The Tuaregrebel’s advance in Mali during the year created concern in Niger, where the northern part of the country was largely lawless with the advance of armed Islamists or bandit gangs. In August, the EU announced that it would support Nigerian security forces to fight terror and organized crime by assisting international experts in training police and national security.

Floods in the Niger River in August caused at least 65 casualties and forced about 125,000 people to flee their homes. The country’s president appealed for international help. The capital Niamey was also hit when the river banks erupted. According to some data, the river reached levels not seen since the 1920s.

Population 2012

According to countryaah, the population of Niger in 2012 was 20,001,552, ranking number 58 in the world. The population growth rate was 3.970% yearly, and the population density was 15.7904 people per km2.

Niger Population 1960 - 2021

Physical characteristics

The territory consists, broadly speaking, of a vast semi-desert plateau, with altitudes of 200-450 m asl, interrupted in the central part by the imposing Aïr massif (1900 m), consisting of an ancient crystalline base surmounted by volcanic formations relatively recent (Tertiary and early Quaternary). NE of the Aïr, beyond the sandy Ténéré desert, the monotony of the landscape is interrupted by the Djado plateau, an offshoot of the south-eastern Algerian mountains.

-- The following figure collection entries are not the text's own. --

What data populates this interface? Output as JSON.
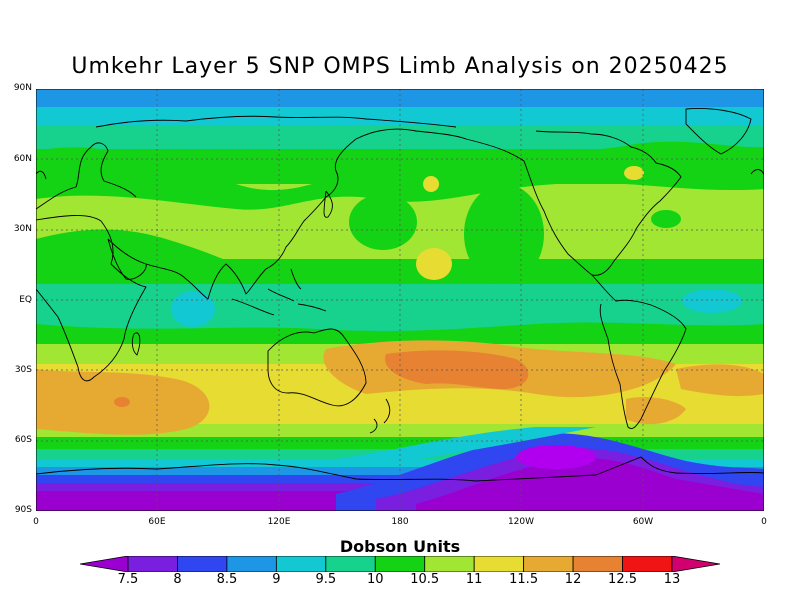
{
  "title": "Umkehr Layer 5 SNP OMPS Limb Analysis on 20250425",
  "lat_labels": [
    "90N",
    "60N",
    "30N",
    "EQ",
    "30S",
    "60S",
    "90S"
  ],
  "lon_labels": [
    "0",
    "60E",
    "120E",
    "180",
    "120W",
    "60W",
    "0"
  ],
  "colorbar": {
    "title": "Dobson Units",
    "labels": [
      "7.5",
      "8",
      "8.5",
      "9",
      "9.5",
      "10",
      "10.5",
      "11",
      "11.5",
      "12",
      "12.5",
      "13"
    ],
    "colors": [
      "#9a00d0",
      "#7a1ee0",
      "#2f46f0",
      "#1e96e6",
      "#12c8d2",
      "#16d28c",
      "#14d214",
      "#a0e632",
      "#e6dc32",
      "#e6aa32",
      "#e68232",
      "#f01414",
      "#d2006e"
    ]
  },
  "band_colors": {
    "c75": "#9a00d0",
    "c8": "#7a1ee0",
    "c85": "#2f46f0",
    "c9": "#1e96e6",
    "c95": "#12c8d2",
    "c10": "#16d28c",
    "c105": "#14d214",
    "c11": "#a0e632",
    "c115": "#e6dc32",
    "c12": "#e6aa32",
    "c125": "#e68232"
  }
}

  • Far from the sea, close to the Tropic of Cancer and including a vast strip of the Sahara, Niger has a desert or sub-desert climate. The average monthly temperatures, therefore, undergo limited variations during the year (about ten degrees), while the diurnal temperature variations are very pronounced; rainfall, concentrated in the period from June to September, reaches 500 mm in the southern part of the country, while it progressively decreases towards the north, where it can also be completely absent. Similarly to the other countries of the Sahelian belt, the Niger was afflicted, during the last quarter of the 20th century, by recurrent droughts which, in addition to causing serious famines, determined the gradual desertification of the territory.
  • As a reflection of the climatic conditions, the hydrographic system consists of uidians, which, crossed by water only exceptionally, descend the Aïr pushing SE towards Lake Chad, whose northern shores belong to the North.; to the SW, on the other hand, the uidian tribute to the Niger river, which crosses the extreme south-western regions of the country for about 500 km, resulting in particularly favorable environmental conditions for settlement.
  • The vegetation cover is consistent only in the more humid southern territories, where the more or less wooded savannah dominates. Elsewhere the steppe prevails, which thickens along the furrows of the uidians, while in the north, at the southern edges of the Sahelian belt, the vegetation appears only in the form of thorny steppe and, with the decrease of the rains, it becomes more and more sparse, up to to disappear; in the Sahara, in fact, the vegetation is practically absent, with the exception of the oases, where the date palm dominates.